In general, LNG facilities are designed and operated to provide LNG to a single market in a specific region of the world. Because specifications for the final characteristics of the natural gas product, such as, for example, higher heating value (HHV), Wobbe index, methane content, ethane content, C3+ content, and inerts content vary widely throughout the world, LNG facilities are typically optimized to meet a certain set of specifications for a single market. In large part, achieving the stringent final product specifications involves effectively removing certain components from the natural gas feed stream.
One or more heat exchangers involved in the liquefaction process may be configured as core-in-shell heat exchangers that include one or more cores. In addition, when the LNG processing is done off shore, baffles are used between cores of the heat exchanger to address the sloshing of the shell-side liquid (refrigerant). Because the baffles cause a pressure gradient or horizontal pressure drop across the shell, the single drain configuration results in unequal refrigerant levels at different parts (related to different cores) of the heat exchanger. Unequal refrigerant levels can cause several problems. In a core in which the shell-side liquid level is too high (for example, because the core is farthest from the drain), efficient heat exchange, in the form of boiling of the refrigerant, may be suppressed. In a core in which the shell-side liquid level is too low, the core may not be in contact with the refrigerant and, as a result, heat exchange may not take place at all. The discussion of FIG. 2 below illustrates some of the issues that arise from the prior drain configuration.

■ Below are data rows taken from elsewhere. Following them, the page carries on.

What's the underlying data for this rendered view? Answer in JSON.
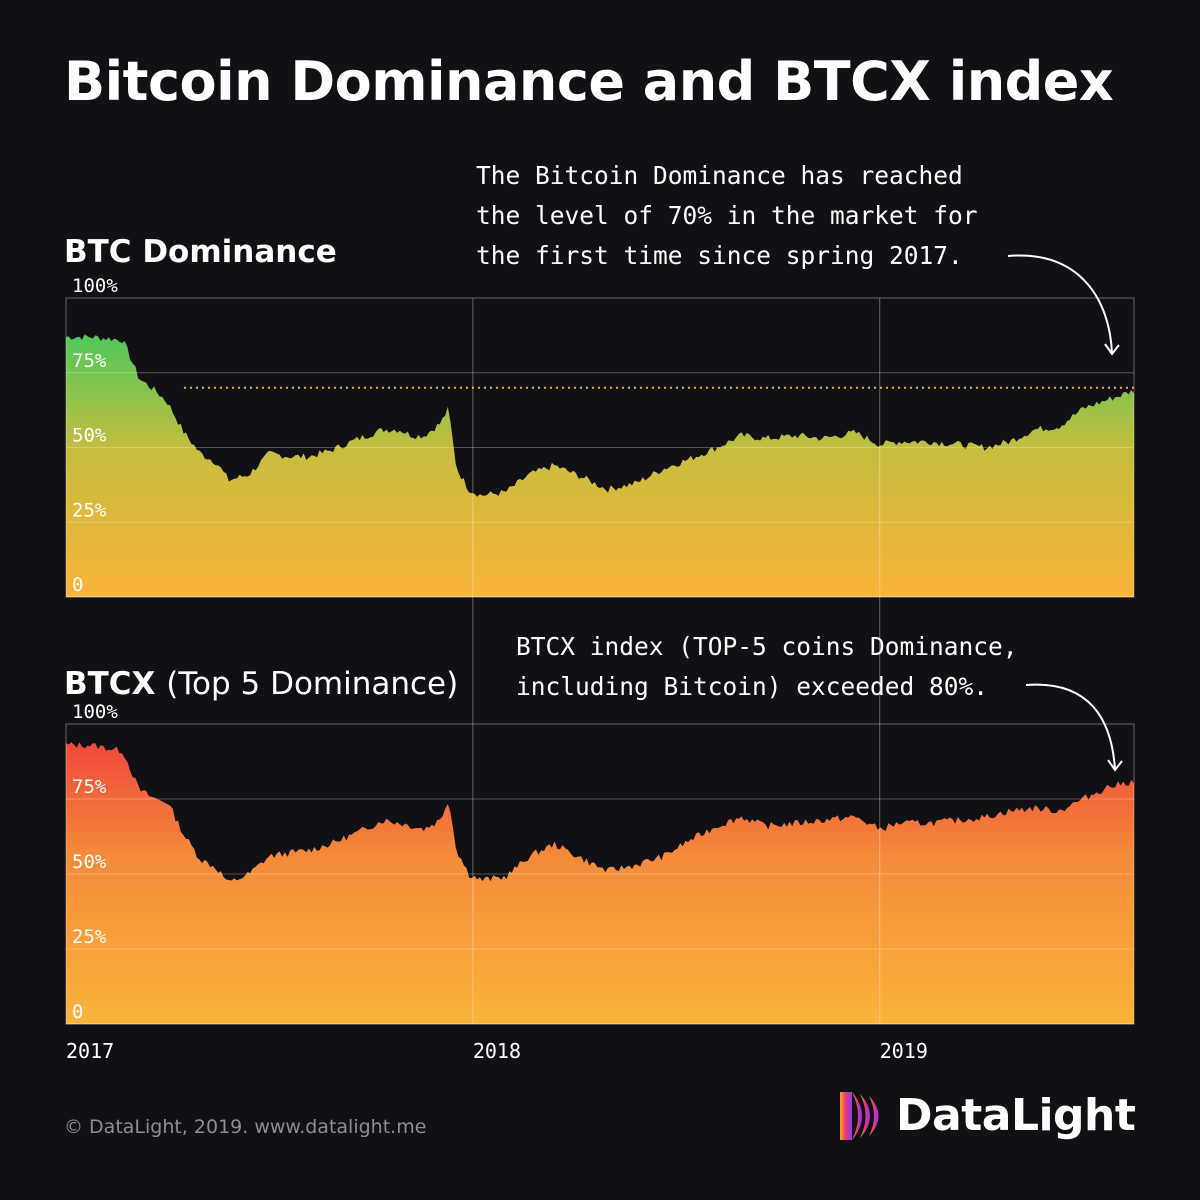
{
  "title": "Bitcoin Dominance and BTCX index",
  "charts": {
    "btc": {
      "title": "BTC Dominance",
      "annotation": [
        "The Bitcoin Dominance has reached",
        "the level of 70% in the market for",
        "the first time since spring 2017."
      ]
    },
    "btcx": {
      "title_bold": "BTCX",
      "title_rest": "(Top 5 Dominance)",
      "annotation": [
        "BTCX index (TOP-5 coins Dominance,",
        "including Bitcoin) exceeded 80%."
      ]
    }
  },
  "footer": "© DataLight, 2019. www.datalight.me",
  "logo": "DataLight",
  "colors": {
    "background": "#111115",
    "btc_top": "#4fc85a",
    "btc_mid": "#c8bd3e",
    "btc_bottom": "#fbb43a",
    "btcx_top": "#f0483a",
    "btcx_mid": "#f48a3a",
    "btcx_bottom": "#fbb43a",
    "threshold_line": "#f0b429"
  },
  "chart_data": [
    {
      "type": "area",
      "title": "BTC Dominance",
      "x_ticks": [
        "2017",
        "2018",
        "2019"
      ],
      "y_ticks": [
        "0",
        "25%",
        "50%",
        "75%",
        "100%"
      ],
      "ylim": [
        0,
        100
      ],
      "xlim": [
        2017.0,
        2019.625
      ],
      "grid": true,
      "threshold_line": 70,
      "series": [
        {
          "x": [
            2017.0,
            2017.06,
            2017.14,
            2017.18,
            2017.22,
            2017.25,
            2017.29,
            2017.33,
            2017.37,
            2017.4,
            2017.45,
            2017.5,
            2017.55,
            2017.6,
            2017.65,
            2017.72,
            2017.78,
            2017.82,
            2017.85,
            2017.88,
            2017.92,
            2017.94,
            2017.96,
            2017.99,
            2018.02,
            2018.08,
            2018.14,
            2018.2,
            2018.27,
            2018.33,
            2018.4,
            2018.47,
            2018.53,
            2018.6,
            2018.66,
            2018.72,
            2018.8,
            2018.86,
            2018.94,
            2019.0,
            2019.05,
            2019.12,
            2019.2,
            2019.26,
            2019.32,
            2019.38,
            2019.44,
            2019.5,
            2019.56,
            2019.625
          ],
          "values": [
            87,
            87,
            86,
            73,
            69,
            65,
            55,
            48,
            45,
            39,
            41,
            48,
            47,
            47,
            49,
            53,
            56,
            56,
            54,
            54,
            58,
            63,
            43,
            36,
            34,
            35,
            41,
            44,
            40,
            36,
            38,
            43,
            46,
            50,
            54,
            53,
            54,
            53,
            55,
            51,
            52,
            52,
            51,
            50,
            52,
            56,
            57,
            63,
            66,
            69
          ]
        }
      ]
    },
    {
      "type": "area",
      "title": "BTCX (Top 5 Dominance)",
      "x_ticks": [
        "2017",
        "2018",
        "2019"
      ],
      "y_ticks": [
        "0",
        "25%",
        "50%",
        "75%",
        "100%"
      ],
      "ylim": [
        0,
        100
      ],
      "xlim": [
        2017.0,
        2019.625
      ],
      "grid": true,
      "series": [
        {
          "x": [
            2017.0,
            2017.06,
            2017.14,
            2017.18,
            2017.22,
            2017.25,
            2017.29,
            2017.33,
            2017.37,
            2017.4,
            2017.45,
            2017.5,
            2017.55,
            2017.6,
            2017.65,
            2017.72,
            2017.78,
            2017.82,
            2017.85,
            2017.88,
            2017.92,
            2017.94,
            2017.96,
            2017.99,
            2018.02,
            2018.08,
            2018.14,
            2018.2,
            2018.27,
            2018.33,
            2018.4,
            2018.47,
            2018.53,
            2018.6,
            2018.66,
            2018.72,
            2018.8,
            2018.86,
            2018.94,
            2019.0,
            2019.05,
            2019.12,
            2019.2,
            2019.26,
            2019.32,
            2019.38,
            2019.44,
            2019.5,
            2019.56,
            2019.625
          ],
          "values": [
            93,
            93,
            91,
            78,
            75,
            74,
            63,
            55,
            52,
            47,
            50,
            56,
            57,
            58,
            60,
            64,
            68,
            67,
            66,
            65,
            68,
            75,
            58,
            50,
            48,
            49,
            56,
            60,
            55,
            51,
            53,
            56,
            61,
            66,
            69,
            66,
            67,
            68,
            69,
            65,
            67,
            67,
            68,
            69,
            71,
            72,
            71,
            75,
            79,
            81
          ]
        }
      ]
    }
  ]
}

FIG. 2 is a block diagram of a core-in-shell heat exchanger 200 according to the prior art. FIG. 2 illustrates the prior approach to draining the shell. The heat exchanger 200 is assumed to be in an off-shore environment, for example, where baffles 1 are used to reduce sloshing of the shell-side fluid (refrigerant). The heat exchanger 200 includes three cores 2 with baffles 1 on either side of each core 2. A weir plate 3 is used to separate the cores from the drain which includes a vortex breaker 4 that minimizes entrained vapor flow into the outlet drain line 5. The baffles 1 are designed to create additional flow resistance within the heat exchanger 200 and dampen the effects of motion to prevent wave action building in the heat exchanger 200, because the wave action could cause liquid to flood over the top of a core 2 or low liquid levels in a core 2 or liquid levels falling beneath a core 2. However, Computational Fluid Dynamics (CFD) analysis, static calculations, and scale model testing have demonstrated that the pressure drop across the baffles 1 required to satisfactorily suppress the liquid motion results in excessive liquid stack-up and flooding in the core 2 located farthest from the weir plate 3. In addition, the core 2 located closest to the weir plate 3 experiences low liquid levels. Due to the resistance to liquid flow caused by the baffles 1, the liquid level in the outflow section experiences low enough liquid level that there is a high potential for gas ingestion into the liquid drain. This gas ingestion is a serious operational constraint and will severely restrict the downstream process equipment capacity and operation. That is, the variations in the liquid level resulting from the baffles 1 can have a deleterious effect on the thermal performance of the heat exchanger 200 and on the mechanical integrity of the heat exchanger 200 due to thermally induced fatigue stress which can shorten the life of the heat exchanger 200 and result in damage and a leaking heat exchanger 200.